Localization of differently conserved residues in AUM and chronophin. A, loop diagram representing the overall structure of the AUM cap domain (in pink; Asp-25/27 of the chronophin core in gray, PLP in yellow). Differently conserved AUM or chronophin residues (class II sites) are labeled in pink or cyan, respectively (residue numbering according to murine AUM or chronophin). Chronophin residues are represented according to their spatial orientation in the chronophin cap (which is not shown for clarity) after structural alignment with and superimposition onto the CAC structure. Sites conserved in one subfamily, but not in the other (class I sites), are labeled in orange (AUM) or green (chronophin).
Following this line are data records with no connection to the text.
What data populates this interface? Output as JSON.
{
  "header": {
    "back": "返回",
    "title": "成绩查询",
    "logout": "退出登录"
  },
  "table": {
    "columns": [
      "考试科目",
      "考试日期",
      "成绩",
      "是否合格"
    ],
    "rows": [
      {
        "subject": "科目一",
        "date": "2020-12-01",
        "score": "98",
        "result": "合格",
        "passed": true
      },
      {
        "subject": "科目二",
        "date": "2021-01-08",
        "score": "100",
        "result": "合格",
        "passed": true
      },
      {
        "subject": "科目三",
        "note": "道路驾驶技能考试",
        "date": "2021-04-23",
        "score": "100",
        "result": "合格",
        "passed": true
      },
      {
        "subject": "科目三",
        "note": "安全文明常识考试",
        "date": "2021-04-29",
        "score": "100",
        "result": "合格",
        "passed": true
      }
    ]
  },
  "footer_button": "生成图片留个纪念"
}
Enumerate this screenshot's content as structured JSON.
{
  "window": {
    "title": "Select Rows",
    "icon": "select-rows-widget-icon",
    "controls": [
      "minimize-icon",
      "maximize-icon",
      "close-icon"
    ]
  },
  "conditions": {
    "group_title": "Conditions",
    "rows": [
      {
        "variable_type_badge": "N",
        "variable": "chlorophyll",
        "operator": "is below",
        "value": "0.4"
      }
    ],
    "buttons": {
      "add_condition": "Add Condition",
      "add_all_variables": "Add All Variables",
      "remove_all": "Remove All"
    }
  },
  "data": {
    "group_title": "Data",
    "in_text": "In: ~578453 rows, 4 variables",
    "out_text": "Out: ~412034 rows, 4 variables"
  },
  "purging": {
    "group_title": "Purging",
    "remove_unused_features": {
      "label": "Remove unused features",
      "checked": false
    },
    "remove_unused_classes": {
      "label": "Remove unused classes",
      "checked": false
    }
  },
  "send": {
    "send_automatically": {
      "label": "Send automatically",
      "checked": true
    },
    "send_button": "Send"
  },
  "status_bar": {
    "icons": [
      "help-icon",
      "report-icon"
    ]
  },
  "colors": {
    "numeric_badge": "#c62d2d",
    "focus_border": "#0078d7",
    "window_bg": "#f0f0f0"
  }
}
B, loop diagram (upper panel) and surface representation (lower panel, two different orientations are shown) of a zoom into the active site of the CAC hybrid (chronophin core domain in lime, AUM cap domain in pink, and PLP in yellow). The position of Glu-207 in the AUM cap and the putative position of AUM^Arg-41 (corresponding to chronophin^Asn-32) in the chronophin core are shown in orange. Both residues are conserved in AUM but not in chronophin. C, loop diagram (upper panel) and surface representation (lower panel) of a magnification of the active center of human chronophin (PDB code 2P69). The differently conserved residue Arg-63 in chronophin (shown in cyan; stick representation in the upper panel) is located at the active site entrance and corresponds to Lys-72 of AUM (see also Table 2). The differently conserved chronophin residues Ser-195, Phe-156, and Gly-117 (cyan) and residues Arg-74 and Ala-198 that are only conserved in chronophin (green) are located on the chronophin surface. Ala-92 is only conserved in chronophin; its function is currently unknown. (Note: Ala-198 is not visible in the lower panel.)